16/06/2012 09:57 EDT | Actualisé 16/08/2012 05:12 EDT

L'état de santé de l'ancien président égyptien Hosni Moubarak, en prison depuis sa condamnation à perpétuité le 2 juin, est "stable", a affirmé samedi le ministre égyptien de l'Intérieur.

L'état de santé de M. Moubarak est "stable" et "il s'améliore progressivement" a dit Mohammed Ibrahim à la presse, ajoutant que le fait que ses deux fils, Alaa et Gamal, soient près de lui dans la prison de Tora avait "porté ses fruits".

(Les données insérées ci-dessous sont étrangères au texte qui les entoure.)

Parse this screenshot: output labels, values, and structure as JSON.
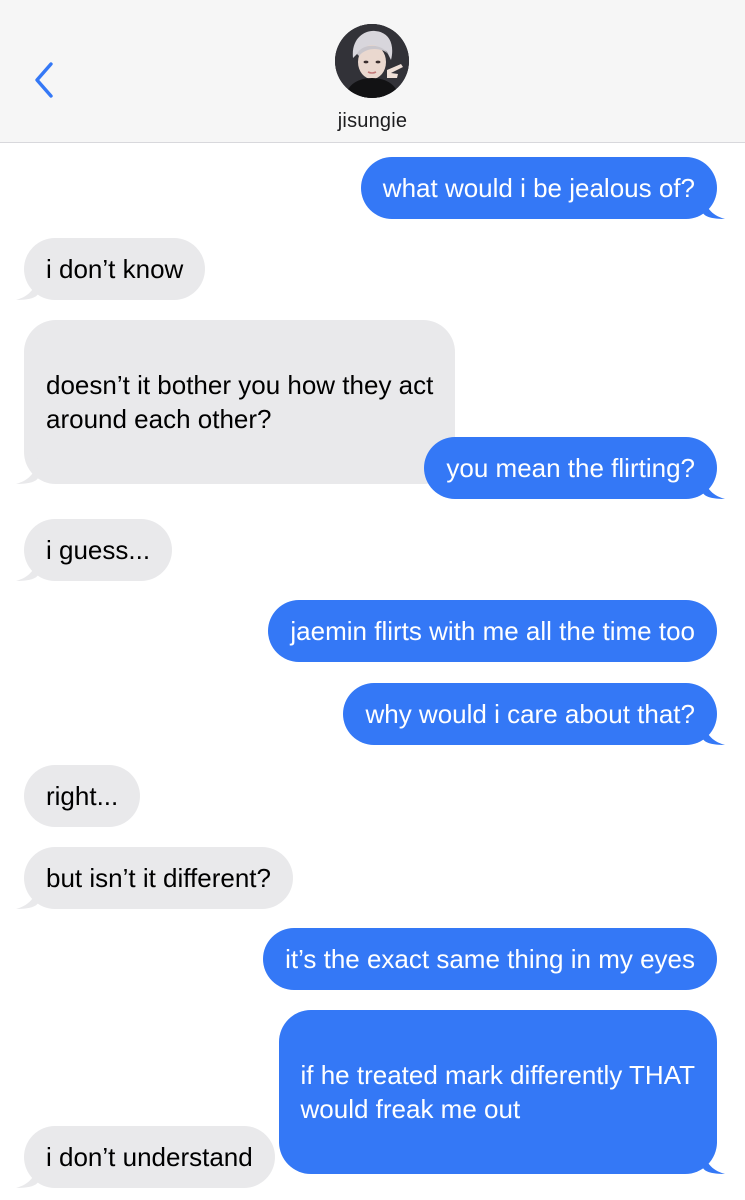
{
  "header": {
    "contact_name": "jisungie",
    "back_icon": "chevron-left-icon",
    "avatar_icon": "contact-avatar"
  },
  "colors": {
    "sent_bubble": "#3478f6",
    "received_bubble": "#e9e9eb",
    "accent": "#3478f6",
    "header_bg": "#f6f6f6"
  },
  "messages": [
    {
      "direction": "sent",
      "text": "what would i be jealous of?"
    },
    {
      "direction": "received",
      "text": "i don’t know"
    },
    {
      "direction": "received",
      "text": "doesn’t it bother you how they act\naround each other?"
    },
    {
      "direction": "sent",
      "text": "you mean the flirting?"
    },
    {
      "direction": "received",
      "text": "i guess..."
    },
    {
      "direction": "sent",
      "text": "jaemin flirts with me all the time too"
    },
    {
      "direction": "sent",
      "text": "why would i care about that?"
    },
    {
      "direction": "received",
      "text": "right..."
    },
    {
      "direction": "received",
      "text": "but isn’t it different?"
    },
    {
      "direction": "sent",
      "text": "it’s the exact same thing in my eyes"
    },
    {
      "direction": "sent",
      "text": "if he treated mark differently THAT\nwould freak me out"
    },
    {
      "direction": "received",
      "text": "i don’t understand"
    }
  ]
}
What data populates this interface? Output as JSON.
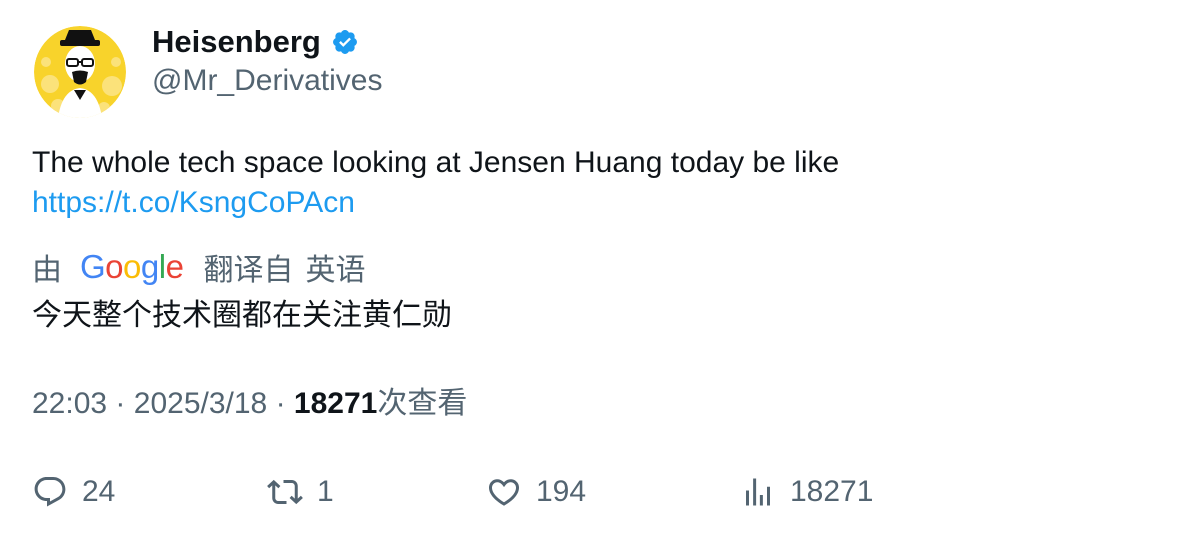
{
  "author": {
    "display_name": "Heisenberg",
    "handle": "@Mr_Derivatives",
    "verified": true,
    "verified_color": "#1d9bf0"
  },
  "tweet": {
    "text": "The whole tech space looking at Jensen Huang today be like",
    "link": "https://t.co/KsngCoPAcn"
  },
  "translation": {
    "prefix": "由",
    "provider_parts": [
      "G",
      "o",
      "o",
      "g",
      "l",
      "e"
    ],
    "suffix": "翻译自",
    "source_language": "英语",
    "text": "今天整个技术圈都在关注黄仁勋"
  },
  "meta": {
    "time": "22:03",
    "separator": "·",
    "date": "2025/3/18",
    "views_count": "18271",
    "views_label": "次查看"
  },
  "actions": {
    "reply_count": "24",
    "retweet_count": "1",
    "like_count": "194",
    "views_count": "18271"
  },
  "icons": {
    "verified": "verified-badge-icon",
    "reply": "reply-icon",
    "retweet": "retweet-icon",
    "like": "heart-icon",
    "views": "views-bar-chart-icon"
  },
  "colors": {
    "text_primary": "#0f1419",
    "text_secondary": "#536471",
    "link": "#1d9bf0"
  }
}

Les fils Moubarak attendent d'être jugés pour corruption le 9 juillet.

Le ministre égyptien a en outre affirmé qu'aucune décision n'avait été prise sur un éventuel transfert de M. Moubarak hors de la prison, ce que réclament son avocat et sa famille.

M. Moubarak, 84 ans, avait accusé lundi les autorités de vouloir le tuer, après qu'une source médicale eut fait état d'une sérieuse dégradation de son état de santé.

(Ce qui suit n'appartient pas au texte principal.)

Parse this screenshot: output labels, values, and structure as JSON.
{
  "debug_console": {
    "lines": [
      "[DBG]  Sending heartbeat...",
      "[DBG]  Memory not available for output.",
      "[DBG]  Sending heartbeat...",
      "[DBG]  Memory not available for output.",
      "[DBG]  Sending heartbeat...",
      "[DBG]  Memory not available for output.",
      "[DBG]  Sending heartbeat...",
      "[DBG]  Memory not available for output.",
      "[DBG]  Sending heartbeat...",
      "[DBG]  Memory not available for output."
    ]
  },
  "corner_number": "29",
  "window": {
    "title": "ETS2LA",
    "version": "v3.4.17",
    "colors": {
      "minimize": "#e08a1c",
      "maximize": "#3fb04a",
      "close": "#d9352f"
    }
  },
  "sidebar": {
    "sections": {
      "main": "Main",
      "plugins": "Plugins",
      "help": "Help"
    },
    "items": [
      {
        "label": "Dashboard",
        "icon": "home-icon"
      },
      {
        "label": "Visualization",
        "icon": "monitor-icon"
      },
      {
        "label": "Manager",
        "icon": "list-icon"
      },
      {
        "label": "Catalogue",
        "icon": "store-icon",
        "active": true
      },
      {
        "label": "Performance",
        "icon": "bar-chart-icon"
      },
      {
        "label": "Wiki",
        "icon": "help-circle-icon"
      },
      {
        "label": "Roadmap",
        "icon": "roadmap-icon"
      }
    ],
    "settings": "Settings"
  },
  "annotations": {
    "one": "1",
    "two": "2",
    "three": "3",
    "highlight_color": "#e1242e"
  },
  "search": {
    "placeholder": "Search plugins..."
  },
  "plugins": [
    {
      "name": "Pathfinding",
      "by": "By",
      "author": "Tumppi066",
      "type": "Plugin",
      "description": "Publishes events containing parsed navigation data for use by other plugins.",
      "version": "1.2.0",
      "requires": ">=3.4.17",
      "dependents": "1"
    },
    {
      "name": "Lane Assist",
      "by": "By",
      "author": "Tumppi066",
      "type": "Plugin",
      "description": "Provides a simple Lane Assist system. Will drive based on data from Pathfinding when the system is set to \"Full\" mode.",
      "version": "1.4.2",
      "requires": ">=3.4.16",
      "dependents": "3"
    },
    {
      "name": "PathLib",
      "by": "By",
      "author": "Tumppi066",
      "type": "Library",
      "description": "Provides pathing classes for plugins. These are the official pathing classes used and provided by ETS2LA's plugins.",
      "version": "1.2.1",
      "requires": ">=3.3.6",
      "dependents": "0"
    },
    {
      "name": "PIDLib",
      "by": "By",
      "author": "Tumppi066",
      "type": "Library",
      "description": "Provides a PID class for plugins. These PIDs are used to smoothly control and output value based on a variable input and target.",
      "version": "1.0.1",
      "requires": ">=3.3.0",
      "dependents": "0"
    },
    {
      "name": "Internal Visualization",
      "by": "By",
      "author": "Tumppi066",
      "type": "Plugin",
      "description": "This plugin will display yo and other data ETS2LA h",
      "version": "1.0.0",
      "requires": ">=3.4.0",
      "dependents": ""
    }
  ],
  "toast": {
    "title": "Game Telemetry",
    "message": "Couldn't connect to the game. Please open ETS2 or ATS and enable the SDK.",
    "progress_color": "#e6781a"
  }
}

Son avocat Farid al-Dib avait indiqué que l'état de santé de M. Moubarak était "très critique" et dénoncé le sous-équipement de la section médicalisée où l'ancien président est détenu. "C'est scandaleux", avait-il dit après avoir rendu visite samedi au président déchu.

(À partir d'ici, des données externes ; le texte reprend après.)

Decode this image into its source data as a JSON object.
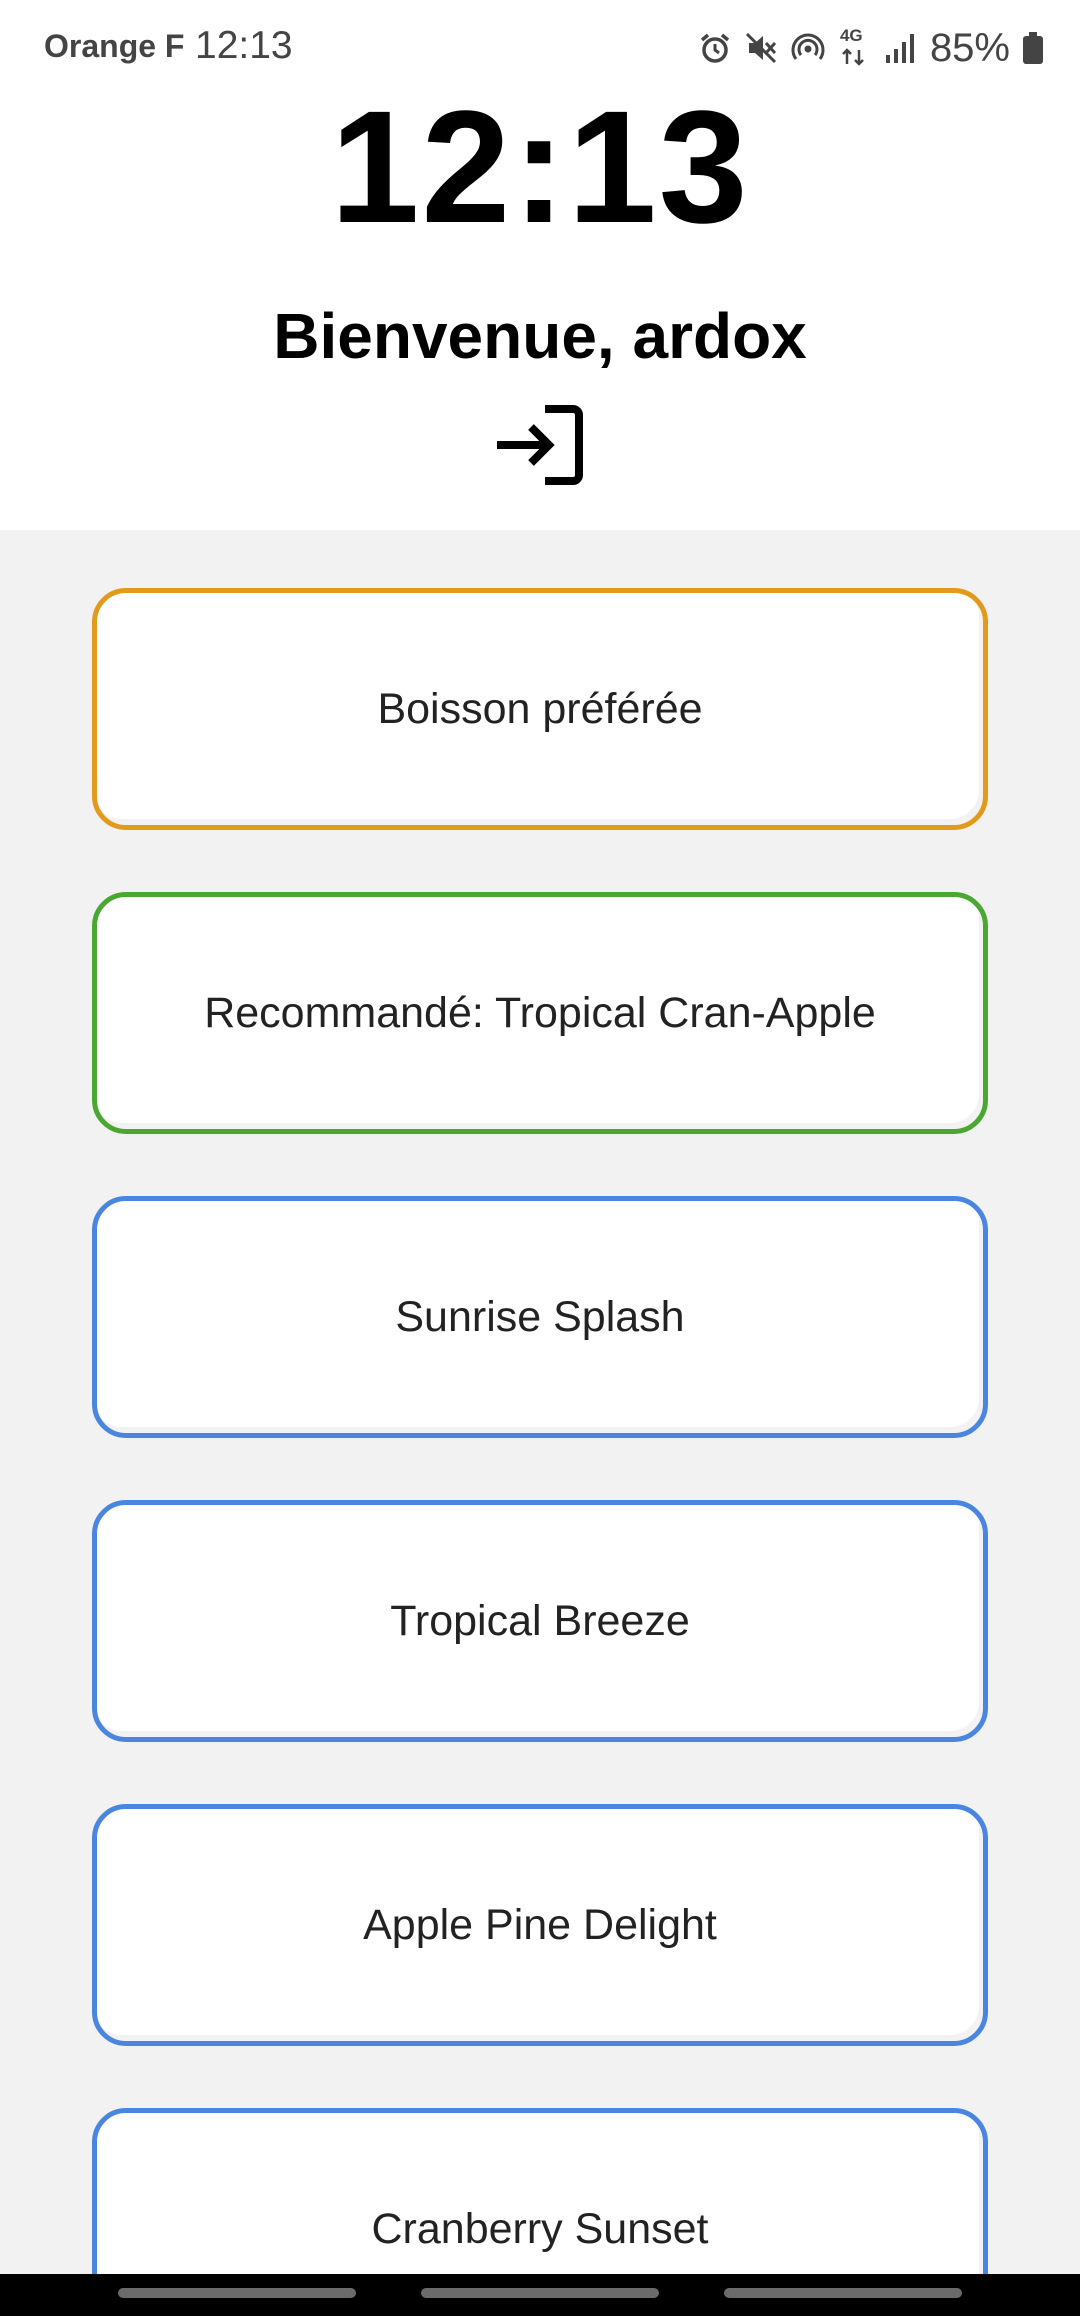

La santé de M. Moubarak aurait décliné lors de son arrivée le 2 juin dans cet établissement pénitentiaire du sud du Caire. Des sources de sécurité ont fait état de dépression aiguë, de difficultés respiratoires et d'hypertension.

Sa famille a demandé qu'il soit transféré dans un hôpital pour y être détenu, comme cela était le cas avant sa condamnation, mais les autorités ont fait savoir qu'elles n'avaient pas encore pris de décision et que M. Moubarak serait "traité comme n'importe quel prisonnier".

L'ancien chef d'Etat a été condamné à la prison à vie pour la répression de la révolte contre son régime au début de l'année 2011, qui a fait quelque 850 morts.

Le tribunal ne l'a pas accusé d'avoir une responsabilité directe, mais de ne pas avoir pris les dispositions nécessaires pour empêcher ces morts. Les charges de corruption qui pesaient sur lui ainsi que sur ses deux fils n'ont pas été retenues, mais Alaa et Gamal devront faire face à un nouveau procès pour corruption dans le domaine de la Bourse.